When Bad Medicine is Profitable: Biases in Medicine

Cognitive biases in medicine are dangerous. Financial bias and confirmation bias are two of the most common dangers with the potential to allow bad medicine to persist in causing tremendous harm. I'm going to explain why these two biases are rampant in the vaccine debate and why physicians, scientists, and experts are so polarized in their view of the science of vaccines.

As a physician, scientist, and former medical editor, I am constantly aware and guarding against cognitive biases that can destroy my objectivity, ability to discern fact from fiction, and potentially corrupt my medical decision making.

Let me begin with a full disclosure. I disclose that I have no financial interest in vaccines. I don't sell supplements, books, or earn a single penny from the work I do to bring a reasonable and full analysis of the fraud, corruption, and pseudoscience that I have found to permeate almost every level of the politics, law, science, and medicine surrounding vaccines. When I speak or testify as a medical expert, I donate my time, testimony, and cover my expenses. On two occasions when I was called to speak or debate, once in New York and once in Washington, DC, I allowed those that insisted to cover my air travel and hotel expense. However, my typical standard is to bear all of my own expenses, including the lost income that results from closing my practice during my absence.
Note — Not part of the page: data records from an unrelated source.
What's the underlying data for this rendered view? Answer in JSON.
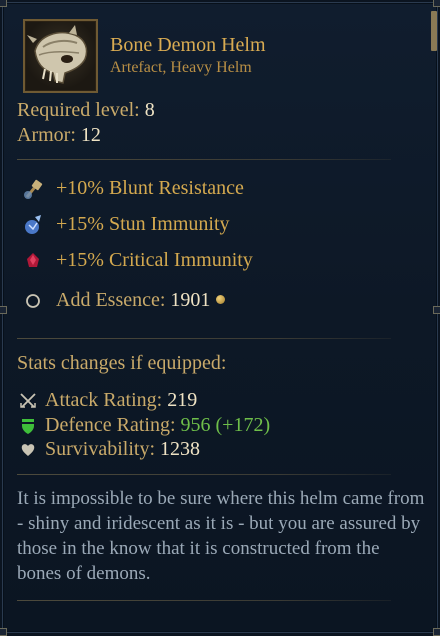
{
  "item": {
    "name": "Bone Demon Helm",
    "type": "Artefact, Heavy Helm",
    "icon": "bone-demon-skull-helm"
  },
  "requirements": {
    "level_label": "Required level:",
    "level_value": "8",
    "armor_label": "Armor:",
    "armor_value": "12"
  },
  "modifiers": [
    {
      "icon": "blunt-resistance-icon",
      "text": "+10% Blunt Resistance"
    },
    {
      "icon": "stun-immunity-icon",
      "text": "+15% Stun Immunity"
    },
    {
      "icon": "critical-immunity-icon",
      "text": "+15% Critical Immunity"
    }
  ],
  "essence": {
    "label": "Add Essence:",
    "value": "1901",
    "icon": "essence-coin"
  },
  "stats_changes": {
    "title": "Stats changes if equipped:",
    "attack": {
      "label": "Attack Rating:",
      "value": "219",
      "icon": "crossed-swords-icon"
    },
    "defence": {
      "label": "Defence Rating:",
      "value": "956 (+172)",
      "icon": "shield-icon"
    },
    "survivability": {
      "label": "Survivability:",
      "value": "1238",
      "icon": "heart-icon"
    }
  },
  "description": "It is impossible to be sure where this helm came from - shiny and iridescent as it is - but you are assured by those in the know that it is constructed from the bones of demons.",
  "colors": {
    "title": "#d9ab52",
    "label": "#c9aa6a",
    "value": "#efe3c4",
    "positive": "#6fbf4a",
    "lore": "#9ba9b7"
  }
}
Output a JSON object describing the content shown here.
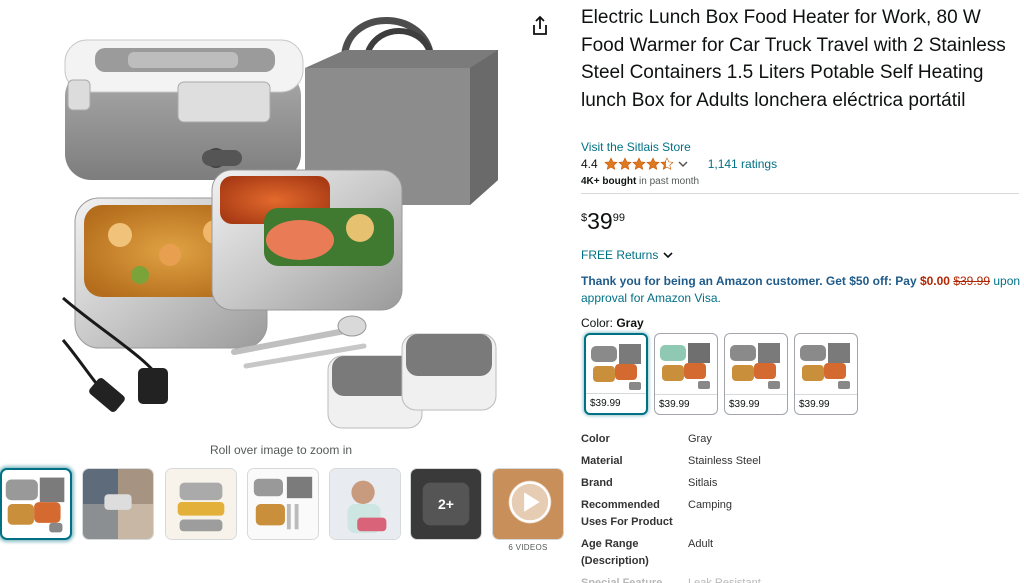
{
  "product": {
    "title": "Electric Lunch Box Food Heater for Work, 80 W Food Warmer for Car Truck Travel with 2 Stainless Steel Containers 1.5 Liters Potable Self Heating lunch Box for Adults lonchera eléctrica portátil",
    "store_link": "Visit the Sitlais Store",
    "rating_value": "4.4",
    "rating_stars_filled": 4.4,
    "ratings_count": "1,141 ratings",
    "bought_bold": "4K+ bought",
    "bought_rest": " in past month",
    "price_symbol": "$",
    "price_whole": "39",
    "price_fraction": "99",
    "returns_label": "FREE Returns",
    "promo_bold": "Thank you for being an Amazon customer. Get $50 off: Pay ",
    "promo_zero": "$0.00",
    "promo_strike": "$39.99",
    "promo_rest": " upon approval for Amazon Visa.",
    "color_label": "Color: ",
    "color_selected": "Gray"
  },
  "gallery": {
    "zoom_hint": "Roll over image to zoom in",
    "more_count": "2+",
    "videos_label": "6 VIDEOS"
  },
  "swatches": [
    {
      "price": "$39.99",
      "lid_color": "#8a8a8a",
      "bag_color": "#7a7a7a"
    },
    {
      "price": "$39.99",
      "lid_color": "#8fc9b4",
      "bag_color": "#6f6f6f"
    },
    {
      "price": "$39.99",
      "lid_color": "#8a8a8a",
      "bag_color": "#7a7a7a"
    },
    {
      "price": "$39.99",
      "lid_color": "#8a8a8a",
      "bag_color": "#7a7a7a"
    }
  ],
  "specs": [
    {
      "key": "Color",
      "value": "Gray"
    },
    {
      "key": "Material",
      "value": "Stainless Steel"
    },
    {
      "key": "Brand",
      "value": "Sitlais"
    },
    {
      "key": "Recommended Uses For Product",
      "value": "Camping"
    },
    {
      "key": "Age Range (Description)",
      "value": "Adult"
    },
    {
      "key": "Special Feature",
      "value": "Leak Resistant"
    }
  ],
  "colors": {
    "link": "#007185",
    "star": "#de7921",
    "price_red": "#b12704",
    "selected_border": "#007185"
  }
}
Despite the financial cost, and without consideration of the cost to my professional reputation and career, I bear the financial burden to guard against the cognitive biases that afflict the minds and medical decision making of so many of my vaccine providing and profiting colleagues.

Financial bias often arises when the provision of a medical intervention enriches the provider. When bad medicine is profitable, the evidence of harm is more likely to be misdiagnosed, misattributed, or ignored.

Confirmation bias is a cognitive bias that causes a person to read and support only those issues that confirm what they believe. Confirmation bias can exist on its own. But, financial bias strongly predisposes to confirmation bias. Confirmation bias results in doctors and scientists neglecting the full analysis, all sides of the debate, and failing to confront alternative arguments.

Now, take a look at the bill below from an Oklahoma medical practice providing vaccines to children. Look at the charges and fees. Do you see the problem? If you don't, you must yourself be profiting from the vaccine business model.

Vaccine Bill

The next time a pediatrician or other vaccine profiteer rattles off their cognitive bias cover stories about the "greater good", vaccines are "safe and effective," the "science is settled," etc., know with absolute certainty that they are deeply financially biased, confirmation biased, and dangerously ignorant of the truth.